What Lessons Can We Learn From This Fiasco?
On Independence Day in 2004, 37-year-old Shara Lynn Towne was driving alone in her new 2004 Saturn Ion in Visalia, California. Described by one of her five children as the "light switch in any room," Towne was headed to Fresno when her car left the roadway, jumped a curb, and struck a utility pole, killing her instantly. The police investigating the collision could not determine conclusively the cause of the accident, as there were no eyewitnesses and the autopsy showed no evidence of drugs or alcohol usage. The police observed that her air bag failed to deploy, however. Years later, it would be determined that Towne was the first fatality involving a defective ignition switch causing certain General Motors vehicles to stall while in operation, disabling the air bag systems designed to protect front seat passengers.

In February 2014, GM issued its first recall of vehicles equipped with the defective ignition switch, eleven years after it first learned of problems with the switch.

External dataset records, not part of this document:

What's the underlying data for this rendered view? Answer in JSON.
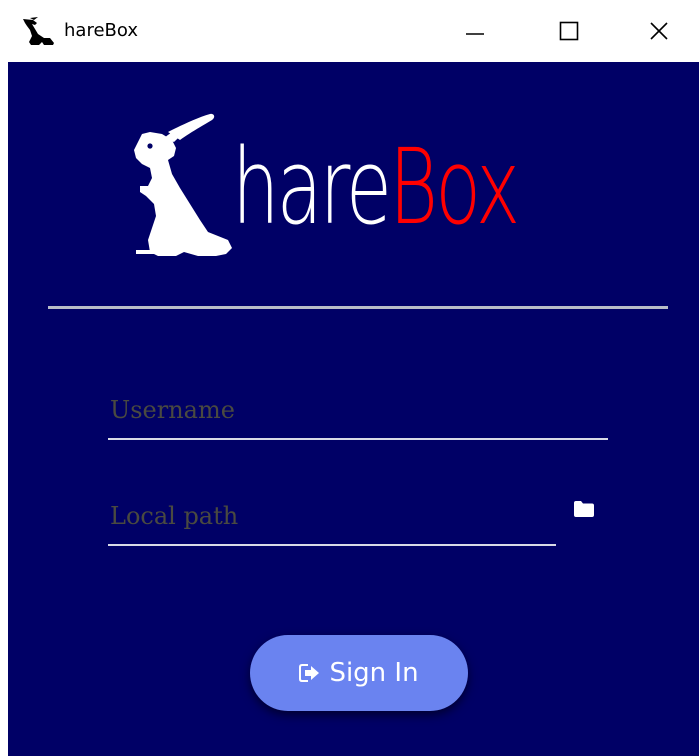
{
  "window": {
    "title": "hareBox",
    "icons": {
      "app": "rabbit-icon",
      "minimize": "minimize-icon",
      "maximize": "maximize-icon",
      "close": "close-icon"
    }
  },
  "logo": {
    "text_primary": "hare",
    "text_accent": "Box",
    "primary_color": "#ffffff",
    "accent_color": "#ff0000"
  },
  "form": {
    "username": {
      "value": "",
      "placeholder": "Username"
    },
    "local_path": {
      "value": "",
      "placeholder": "Local path",
      "browse_icon": "folder-icon"
    }
  },
  "signin": {
    "label": "Sign In",
    "icon": "sign-in-icon"
  },
  "colors": {
    "background": "#000066",
    "divider": "#b8bcc8",
    "button": "#6a83f0",
    "placeholder": "#4a4a40"
  }
}
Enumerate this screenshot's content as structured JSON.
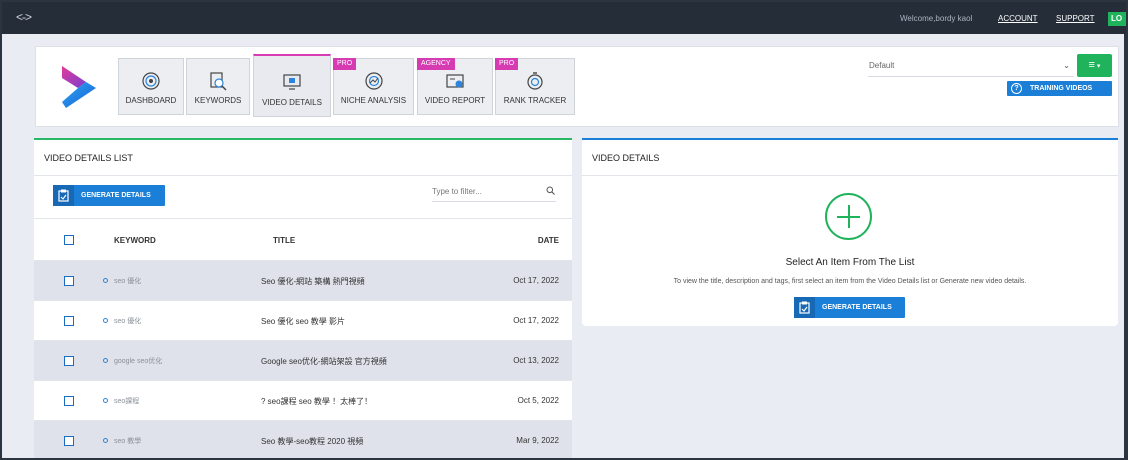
{
  "topbar": {
    "expand_icon": "expand-arrows-icon",
    "welcome": "Welcome,bordy kaol",
    "account": "ACCOUNT",
    "support": "SUPPORT",
    "logout": "LO"
  },
  "nav": {
    "tabs": [
      {
        "label": "DASHBOARD",
        "icon": "target-icon",
        "badge": ""
      },
      {
        "label": "KEYWORDS",
        "icon": "keyword-search-icon",
        "badge": ""
      },
      {
        "label": "VIDEO DETAILS",
        "icon": "video-screen-icon",
        "badge": ""
      },
      {
        "label": "NICHE ANALYSIS",
        "icon": "analysis-icon",
        "badge": "PRO"
      },
      {
        "label": "VIDEO REPORT",
        "icon": "report-icon",
        "badge": "AGENCY"
      },
      {
        "label": "RANK TRACKER",
        "icon": "stopwatch-icon",
        "badge": "PRO"
      }
    ],
    "active_tab": "VIDEO DETAILS",
    "select_value": "Default",
    "training_label": "TRAINING VIDEOS"
  },
  "list": {
    "title": "VIDEO DETAILS LIST",
    "generate_label": "GENERATE DETAILS",
    "filter_placeholder": "Type to filter...",
    "columns": {
      "keyword": "KEYWORD",
      "title": "TITLE",
      "date": "DATE"
    },
    "rows": [
      {
        "keyword": "seo 優化",
        "title": "Seo 優化-網站 築構 熱門視頻",
        "date": "Oct 17, 2022"
      },
      {
        "keyword": "seo 優化",
        "title": "Seo 優化 seo 教學 影片",
        "date": "Oct 17, 2022"
      },
      {
        "keyword": "google seo优化",
        "title": "Google seo优化-網站架設 官方視頻",
        "date": "Oct 13, 2022"
      },
      {
        "keyword": "seo課程",
        "title": "? seo課程 seo 教學 ！太棒了！",
        "date": "Oct 5, 2022"
      },
      {
        "keyword": "seo 教學",
        "title": "Seo 教學-seo教程 2020 視頻",
        "date": "Mar 9, 2022"
      }
    ]
  },
  "details": {
    "title": "VIDEO DETAILS",
    "select_title": "Select An Item From The List",
    "select_desc": "To view the title, description and tags, first select an item from the Video Details list or Generate new video details.",
    "generate_label": "GENERATE DETAILS"
  },
  "colors": {
    "accent_green": "#1fb35c",
    "accent_blue": "#1b7fd8",
    "badge_pink": "#d63bb2"
  }
}
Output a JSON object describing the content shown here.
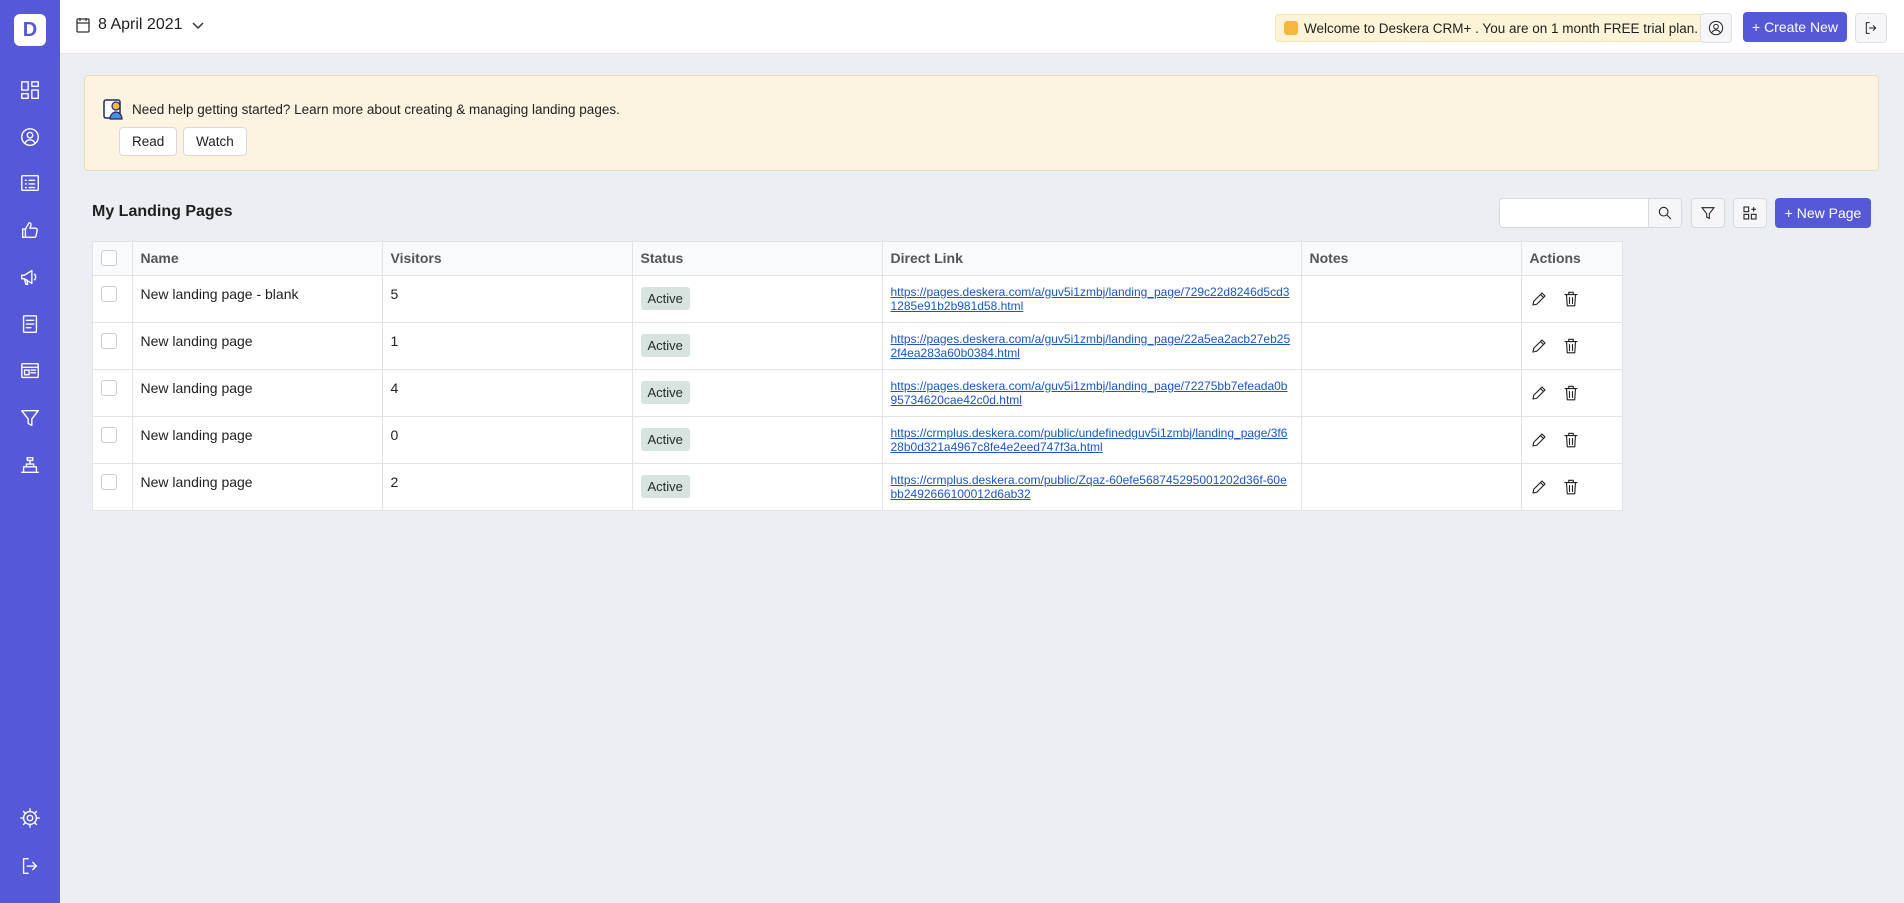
{
  "app": {
    "logo_letter": "D",
    "brand_color": "#5559d8"
  },
  "sidebar": {
    "top_items": [
      {
        "icon": "dashboard-icon"
      },
      {
        "icon": "contacts-icon"
      },
      {
        "icon": "list-icon"
      },
      {
        "icon": "thumbs-up-icon"
      },
      {
        "icon": "megaphone-icon"
      },
      {
        "icon": "document-icon"
      },
      {
        "icon": "landing-page-icon"
      },
      {
        "icon": "funnel-icon"
      },
      {
        "icon": "support-desk-icon"
      }
    ],
    "bottom_items": [
      {
        "icon": "gear-icon"
      },
      {
        "icon": "logout-icon"
      }
    ]
  },
  "header": {
    "date": "8 April 2021",
    "trial_message": "Welcome to Deskera CRM+ . You are on 1 month FREE trial plan.",
    "create_new_label": "+ Create New"
  },
  "help": {
    "text": "Need help getting started? Learn more about creating & managing landing pages.",
    "read_label": "Read",
    "watch_label": "Watch"
  },
  "page": {
    "title": "My Landing Pages",
    "search_placeholder": "",
    "new_page_label": "+ New Page"
  },
  "table": {
    "columns": [
      "Name",
      "Visitors",
      "Status",
      "Direct Link",
      "Notes",
      "Actions"
    ],
    "rows": [
      {
        "name": "New landing page - blank",
        "visitors": "5",
        "status": "Active",
        "link": "https://pages.deskera.com/a/guv5i1zmbj/landing_page/729c22d8246d5cd31285e91b2b981d58.html",
        "notes": ""
      },
      {
        "name": "New landing page",
        "visitors": "1",
        "status": "Active",
        "link": "https://pages.deskera.com/a/guv5i1zmbj/landing_page/22a5ea2acb27eb252f4ea283a60b0384.html",
        "notes": ""
      },
      {
        "name": "New landing page",
        "visitors": "4",
        "status": "Active",
        "link": "https://pages.deskera.com/a/guv5i1zmbj/landing_page/72275bb7efeada0b95734620cae42c0d.html",
        "notes": ""
      },
      {
        "name": "New landing page",
        "visitors": "0",
        "status": "Active",
        "link": "https://crmplus.deskera.com/public/undefinedguv5i1zmbj/landing_page/3f628b0d321a4967c8fe4e2eed747f3a.html",
        "notes": ""
      },
      {
        "name": "New landing page",
        "visitors": "2",
        "status": "Active",
        "link": "https://crmplus.deskera.com/public/Zqaz-60efe568745295001202d36f-60ebb2492666100012d6ab32",
        "notes": ""
      }
    ]
  }
}
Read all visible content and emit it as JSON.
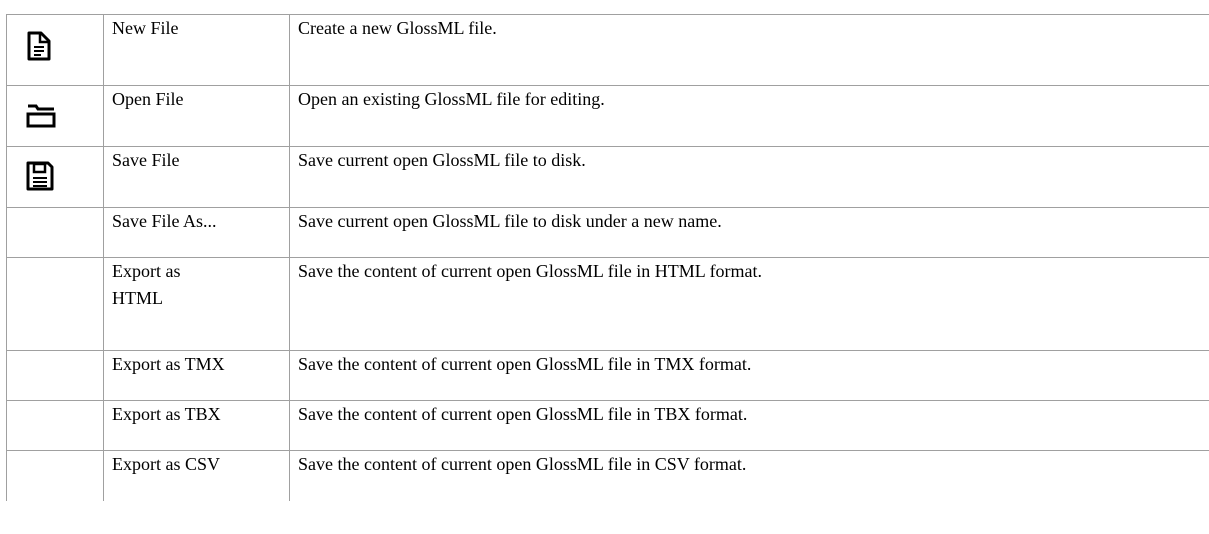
{
  "rows": [
    {
      "icon": "new-file-icon",
      "name": "New File",
      "description": "Create a new GlossML file."
    },
    {
      "icon": "open-folder-icon",
      "name": "Open File",
      "description": "Open an existing GlossML file for editing."
    },
    {
      "icon": "floppy-disk-icon",
      "name": "Save File",
      "description": "Save current open GlossML file to disk."
    },
    {
      "icon": "",
      "name": "Save File As...",
      "description": "Save current open GlossML file to disk under a new name."
    },
    {
      "icon": "",
      "name": "Export as HTML",
      "description": "Save the content of current open GlossML file in HTML format."
    },
    {
      "icon": "",
      "name": "Export as TMX",
      "description": "Save the content of current open GlossML file in TMX format."
    },
    {
      "icon": "",
      "name": "Export as TBX",
      "description": "Save the content of current open GlossML file in TBX format."
    },
    {
      "icon": "",
      "name": "Export as CSV",
      "description": "Save the content of current open GlossML file in CSV format."
    }
  ]
}
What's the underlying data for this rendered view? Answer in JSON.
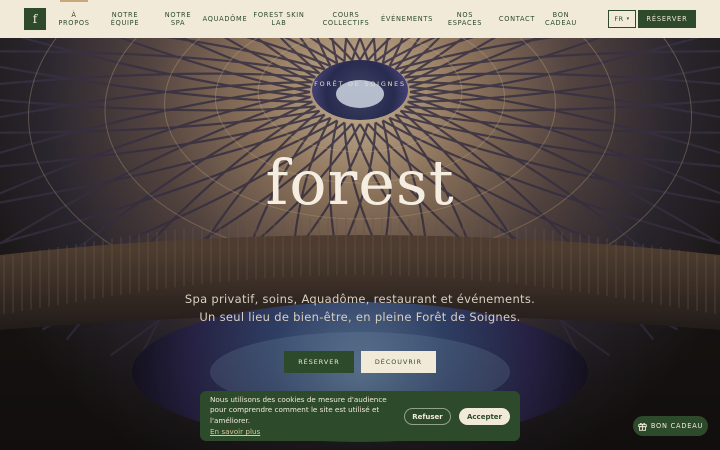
{
  "header": {
    "logo_letter": "f",
    "nav": [
      {
        "label": "À\nPROPOS",
        "lines": [
          "À",
          "PROPOS"
        ],
        "active": true
      },
      {
        "label": "NOTRE ÉQUIPE",
        "lines": [
          "NOTRE",
          "ÉQUIPE"
        ]
      },
      {
        "label": "NOTRE SPA",
        "lines": [
          "NOTRE",
          "SPA"
        ]
      },
      {
        "label": "AQUADÔME",
        "lines": [
          "AQUADÔME"
        ]
      },
      {
        "label": "FOREST SKIN LAB",
        "lines": [
          "FOREST SKIN",
          "LAB"
        ]
      },
      {
        "label": "COURS COLLECTIFS",
        "lines": [
          "COURS",
          "COLLECTIFS"
        ]
      },
      {
        "label": "ÉVÉNEMENTS",
        "lines": [
          "ÉVÉNEMENTS"
        ]
      },
      {
        "label": "NOS ESPACES",
        "lines": [
          "NOS",
          "ESPACES"
        ]
      },
      {
        "label": "CONTACT",
        "lines": [
          "CONTACT"
        ]
      },
      {
        "label": "BON CADEAU",
        "lines": [
          "BON",
          "CADEAU"
        ]
      }
    ],
    "language": "FR",
    "language_caret": "▾",
    "reserve_label": "RÉSERVER"
  },
  "hero": {
    "location": "FORÊT DE SOIGNES",
    "brand": "forest",
    "tagline": "Spa privatif, soins, Aquadôme, restaurant et événements. Un seul lieu de bien-être, en pleine Forêt de Soignes.",
    "reserve_label": "RÉSERVER",
    "discover_label": "DÉCOUVRIR"
  },
  "cookie_banner": {
    "text": "Nous utilisons des cookies de mesure d'audience pour comprendre comment le site est utilisé et l'améliorer.",
    "link": "En savoir plus",
    "refuse_label": "Refuser",
    "accept_label": "Accepter"
  },
  "gift_button": {
    "label": "BON CADEAU",
    "icon": "gift-icon"
  },
  "colors": {
    "brand_green": "#2d4a2a",
    "cream": "#f1ead9",
    "gold": "#c9a87a"
  }
}
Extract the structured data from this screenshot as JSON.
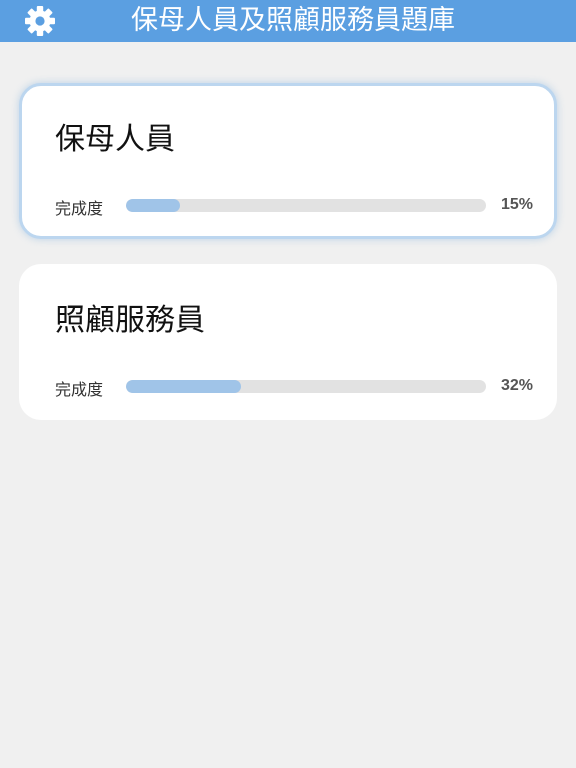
{
  "header": {
    "title": "保母人員及照顧服務員題庫",
    "settings_icon": "gear-icon",
    "background_color": "#5b9fe1"
  },
  "cards": [
    {
      "title": "保母人員",
      "progress_label": "完成度",
      "progress_value": "15%",
      "progress_fraction": 0.15,
      "selected": true
    },
    {
      "title": "照顧服務員",
      "progress_label": "完成度",
      "progress_value": "32%",
      "progress_fraction": 0.32,
      "selected": false
    }
  ],
  "colors": {
    "progress_fill": "#a0c4e8",
    "progress_track": "#e2e2e2",
    "background": "#f0f0f0"
  }
}
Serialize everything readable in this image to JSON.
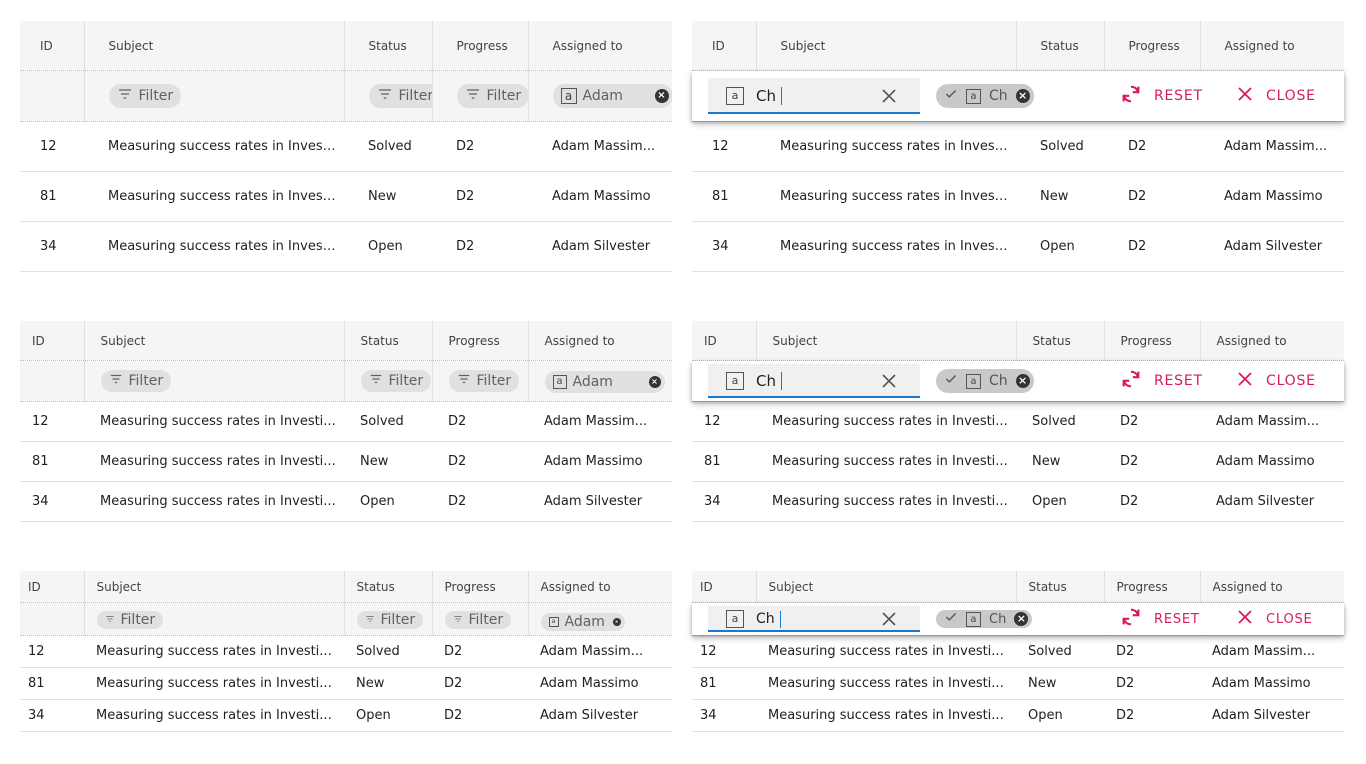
{
  "columns": [
    "ID",
    "Subject",
    "Status",
    "Progress",
    "Assigned to"
  ],
  "filter": {
    "label": "Filter",
    "assigned_value": "Adam",
    "type_icon_letter": "a"
  },
  "rows": [
    {
      "id": "12",
      "subject": "Measuring success rates in Investi...",
      "status": "Solved",
      "progress": "D2",
      "assigned": "Adam Massim..."
    },
    {
      "id": "81",
      "subject": "Measuring success rates in Investi...",
      "status": "New",
      "progress": "D2",
      "assigned": "Adam Massimo"
    },
    {
      "id": "34",
      "subject": "Measuring success rates in Investi...",
      "status": "Open",
      "progress": "D2",
      "assigned": "Adam Silvester"
    }
  ],
  "editor": {
    "input_value": "Ch",
    "chip_value": "Ch",
    "reset_label": "RESET",
    "close_label": "CLOSE"
  },
  "icons": {
    "filter": "filter-icon",
    "clear": "clear-icon",
    "check": "check-icon",
    "reset": "reset-icon",
    "close": "close-icon",
    "text-type": "text-type-icon"
  },
  "colors": {
    "accent": "#d81b60",
    "focus": "#1976d2",
    "header_bg": "#f5f5f5",
    "chip_bg": "#e0e0e0"
  }
}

The following month, it ordered an internal investigation, led by former U.S. Attorney Anton R. Valukas, to "determine how and why it took so long for GM to recall" vehicles with the defective switch. On May 29, 2014, Valukas issued a 276-page report of the investigation.

The early delays were attributed to ineptitude. When GM engineers began to receive reports about cars stalling because of the movement of the key switch from the Run position into the Accessory position, they were not overly concerned because the cars could still be steered. They classified the issue as one of "customer convenience" rather than safety, as if stalling at highway speeds was a mere inconvenience. In doing so, they failed to consider that losing power meant the driver and front seat passenger also lost air bag protection. As years went by, though, "accidents and fatalities in which airbags did not deploy began coming to GM personnel's attention, including GM's inhouse counsel and the engineers who worked with them."
written report on an accident involving a 2005 Chevrolet Cobalt that veered off the road and hit trees, killing 15-yearold Amy Rademaker and 18-year-old Natasha Weigel. The investigator noted that the airbags had failed to deploy, that the ignition switch was in the Accessory position at impact, that federal regulators had publicly-available reports of similar incidents, and that in 2006 GM issued a technical service bulletin to dealers discussing the movement of the ignition switch position from Run to Accessory "due to low key cylinder torque/effect." He concluded correctly that the airbag non-deployment was related to the ignition switch position, a conclusion reached the same year by Indiana University researchers independently researching the same accident. That year, the GM Legal Department received a copy of the Wisconsin State Police report, yet no one at GM would recall reviewing it until 2014.
Also in 2007, the GM engineer responsible for the ignition switch, Raymond DeGiorgio, directed changes to the switch involving an improved plunger. Although DeGiorgio solved the problem for cars built in model year 2008 and thereafter, he told no one at GM of the change, did not document it with a new part number in contravention of GM policy, and thereafter claimed to remember nothing about the change. In 2010, as the accidents, injuries, and lawsuits mounted while GM continued to investigate the problem, an investigation determined to be neither diligent nor incisive, GM received the first of several warnings from outside counsel that it was risking punitive damage awards for repeated instances of airbag non-deployment.

In April 2013, during a deposition of DeGiorgio in an action against GM, DeGiorgio was confronted with what GM's outside counsel described as "bombshell evidence" developed by a plaintiff's expert who took apart both an early switch and a later switch, discovered the improved plunger, "and quickly found the cause it took GM years to determine." Ten months later, after a series of internal meetings, GM finally concluded a recall was necessary


To date, 30 fatalities and hundreds of injuries have been attributed to the ignition switch defect. Upon the issuance of the Valukas report, 15 GM employees were fired, including three senior in-house attorneys. The Valukas report shows that GM's in-house attorneys were at the center of the ineptitude, settling cases confidentially while failing to raise the continuing air bag non-deployment problem to the General Counsel, resulting in substantial harm to GM and to the public.
What lessons can we learn from this fiasco? Some suggest we ban confidentially provisions in settlement agreements involving unsafe products, which seems sensible even though it might discourage some settlements. Yet, it is not clear from the Valukas report that such a ban would have led to an earlier recall. Rather, we need to consider whether something broader is required where lawyers have unique knowledge of threats to public safety, as no one reading the Valukas report can take comfort in the actions of the GM lawyers. While a client may rightfully demand vigorous representation, it cannot correspondingly expect complicity in malfeasance. Hopefully, the GM ignition switch debacle will spark a discussion on the proper role and duties of lawyers where inaction presents a continuing threat to public safety.